Ze eisen het monopolie op nationale veiligheid, maar kunnen aanslagen op New York of Boston niet voorkomen. Ze willen de volksgezondheid organiseren, maar vermogen evenmin iets tegen Mexicaanse varkenspest, Chinese vogelgriep of het West-Nijlvirus.
Generaliseert u hiermee niet de situatie van de Amerikaanse overheid die altijd onder druk staat om te krimpen? Chinese of Europese staten zijn toch een stuk performanter op die gebieden?
Benjamin Barber: Het punt blijft dat de echte uitdagingen van de eenentwintigste eeuw grensoverschrijdend zijn. En onafhankelijke staten zijn ongeschikt om daarop afdoend te antwoorden.
Dat geldt trouwens ook voor onafhankelijke steden, daarom is het zo belangrijk om het te hebben over onderling afhankelijke steden in een verband van mondiaal bestuur. Steden hebben het bestrijden van de klimaatverandering veel effectiever opgenomen dan staten, die de voorbije jaren niets anders gedaan hebben dan een jaarlijkse vergadering georganiseerd.
Steden en stedennetwerken doen wat mogelijk en noodzakelijk is, want steden zijn verantwoordelijk voor 80 procent van de broeikasuitstoot. Bovendien liggen zo veel steden aan water, dat ze heel existentieel betrokken zijn bij de uitdagingen van stijgende zeespiegels, uitdrogende meren of andere effecten van de klimaatverandering.

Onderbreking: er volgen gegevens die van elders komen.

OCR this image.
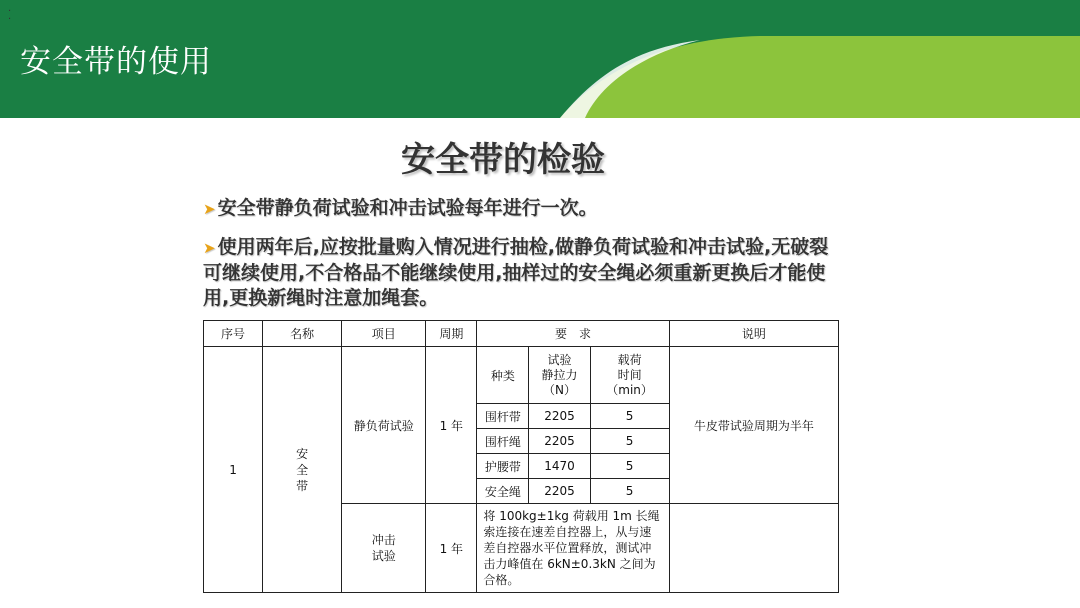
·
·
安全带的使用
安全带的检验
➤ 安全带静负荷试验和冲击试验每年进行一次。
➤ 使用两年后,应按批量购入情况进行抽检,做静负荷试验和冲击试验,无破裂可继续使用,不合格品不能继续使用,抽样过的安全绳必须重新更换后才能使用,更换新绳时注意加绳套。
序号	名称	项目	周期	要　求			说明
1	安
全
带	静负荷试验	1 年	种类	试验
静拉力
（N）	载荷
时间
（min）	牛皮带试验周期为半年
				围杆带	2205	5	
				围杆绳	2205	5	
				护腰带	1470	5	
				安全绳	2205	5	
		冲击
试验	1 年	将 100kg±1kg 荷载用 1m 长绳索连接在速差自控器上，从与速差自控器水平位置释放，测试冲击力峰值在 6kN±0.3kN 之间为合格。			
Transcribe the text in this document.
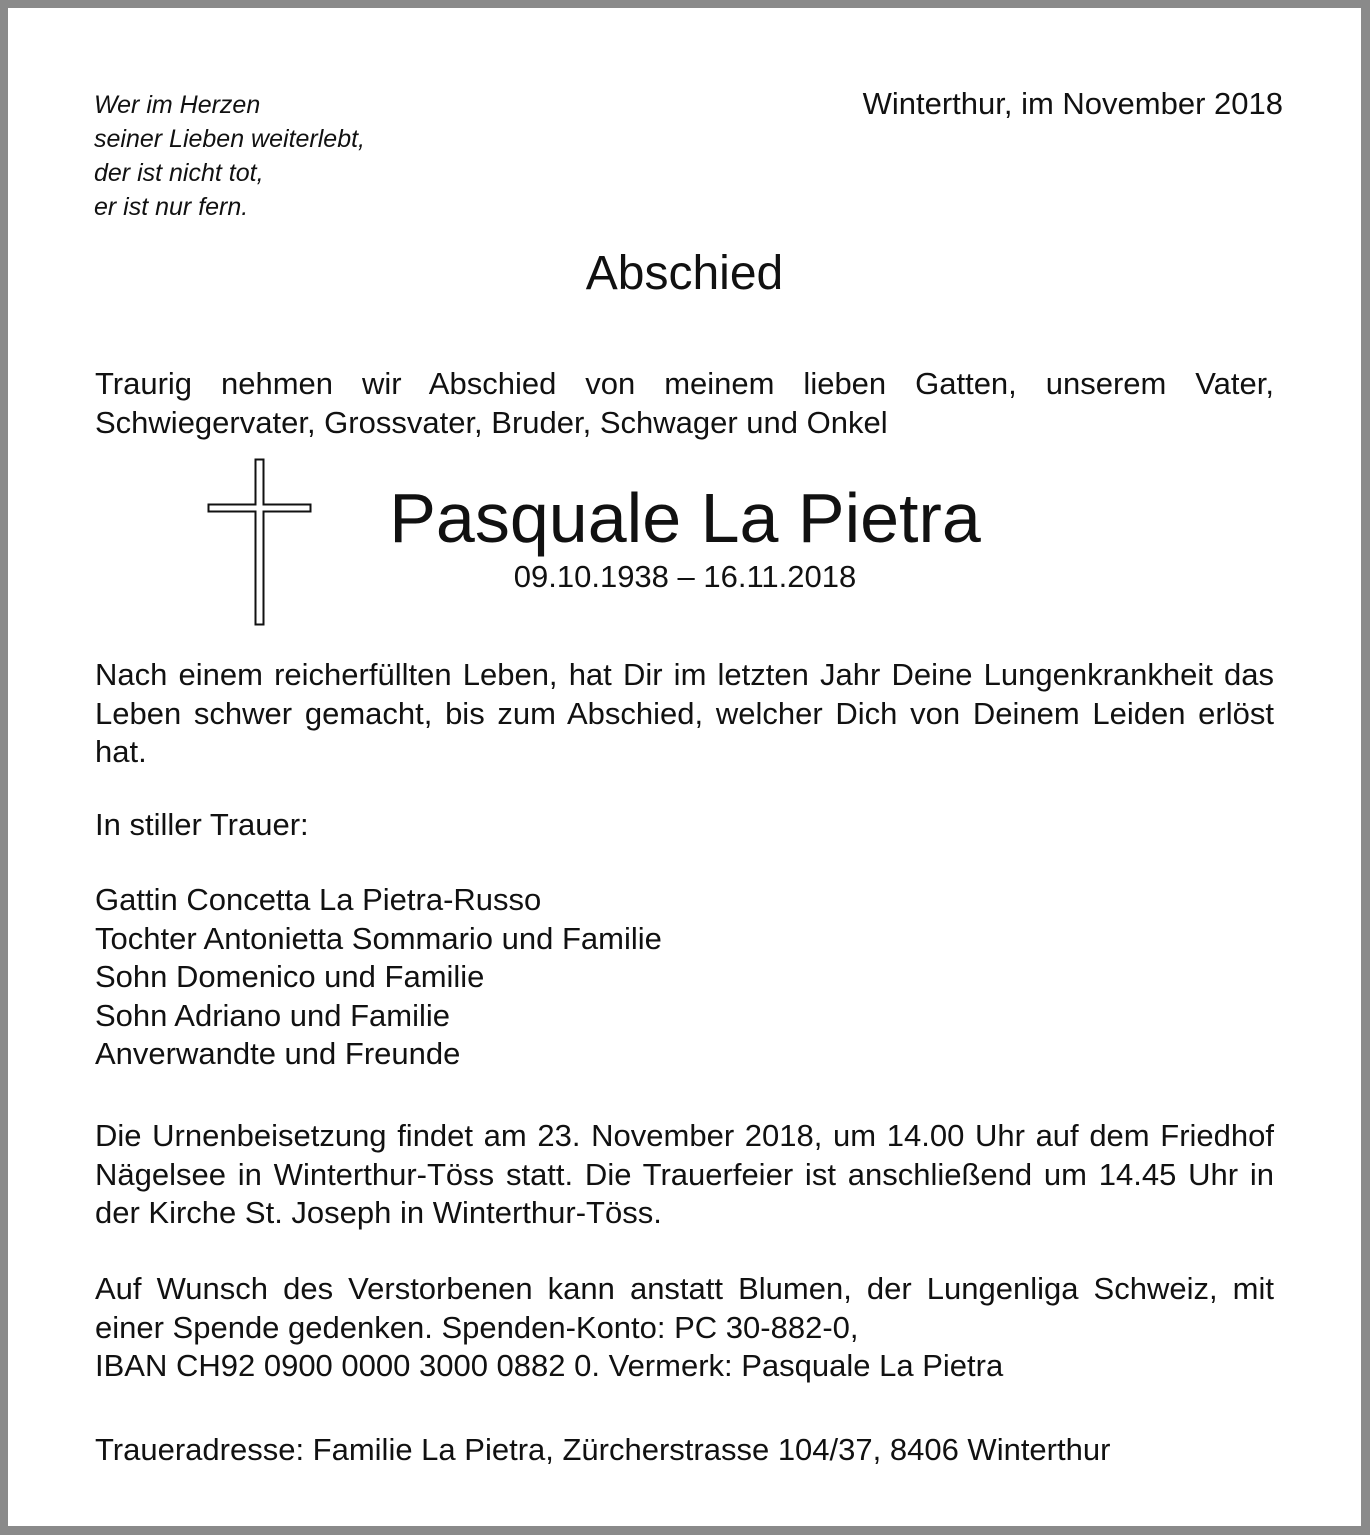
Wer im Herzen
seiner Lieben weiterlebt,
der ist nicht tot,
er ist nur fern.
Winterthur, im November 2018
Abschied
Traurig nehmen wir Abschied von meinem lieben Gatten, unserem Vater, Schwiegervater, Grossvater, Bruder, Schwager und Onkel
Pasquale La Pietra
09.10.1938 – 16.11.2018
Nach einem reicherfüllten Leben, hat Dir im letzten Jahr Deine Lungenkrankheit das Leben schwer gemacht, bis zum Abschied, welcher Dich von Deinem Leiden erlöst hat.
In stiller Trauer:
Gattin Concetta La Pietra-Russo
Tochter Antonietta Sommario und Familie
Sohn Domenico und Familie
Sohn Adriano und Familie
Anverwandte und Freunde
Die Urnenbeisetzung findet am 23. November 2018, um 14.00 Uhr auf dem Friedhof Nägelsee in Winterthur-Töss statt. Die Trauerfeier ist anschließend um 14.45 Uhr in der Kirche St. Joseph in Winterthur-Töss.
Auf Wunsch des Verstorbenen kann anstatt Blumen, der Lungenliga Schweiz, mit einer Spende gedenken. Spenden-Konto: PC 30-882-0,
IBAN CH92 0900 0000 3000 0882 0. Vermerk: Pasquale La Pietra
Traueradresse: Familie La Pietra, Zürcherstrasse 104/37, 8406 Winterthur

Daarom is de politieke wil op het stedelijke niveau ook zo uitgesproken. Nu is het kwestie om steden ook de wettelijke mogelijkheden en vooral de financiële slagkracht en autonomie te geven om voluit voor oplossingen te gaan.
Stedelijke visa
Een voorbeeld dat Barber geeft van wettelijke innovatie, ligt opnieuw op het vlak van immigratie –een punt waarop hij de natiestaat duidelijk ziet falen, terwijl de stad de realiteit van voortdurende migratie in een ongelijke wereld niet kan ontkennen: ook mensen zonder papieren wonen in huizen, hebben kinderen die naar school gaan, worden ziek en zoeken werk. Barber is daarom wel gewonnen voor stadsvisa waarmee de aanwezigheid van migranten op het grondgebied van een grootstedelijke regio toch enigszins geregulaiseerd zou kunnen worden.
Al noteert hij zelf dat zulke stadsvisa zeker aan een aantal voorwaarden onderworpen zouden moeten zijn om ze zowel aanvaardbaar als functioneel te maken: geen inkomensafhankelijke betalingen van de federale overheid, geen misdrijven door de migrant, niet verdwijnen naar niet-deelnemende steden… Dat klinkt als het recept voor een zeer selectieve migratie, die nu ook al door veel nationale overheden nagestreefd wordt, maar niet als een manier om de bootvluchtelingen op de Middellandse Zee een formele plaats in de stad te geven.
Maar Barber laat zich niet tegenhouden door vraagtekens bij toevallige of concrete voorbeelden. Hij wil lokale besturen meer mondiale macht geven door hen samen te brengen in een wereldwijd “parlement van burgemeesters”. En hij wil dat lokale bestuur democratiseren door meer stem te geven aan burgers en sociale bewegingen, al moeten die laatste dan dringend beginnen met zelf meer democratische legitimiteit te verwerven, vindt hij.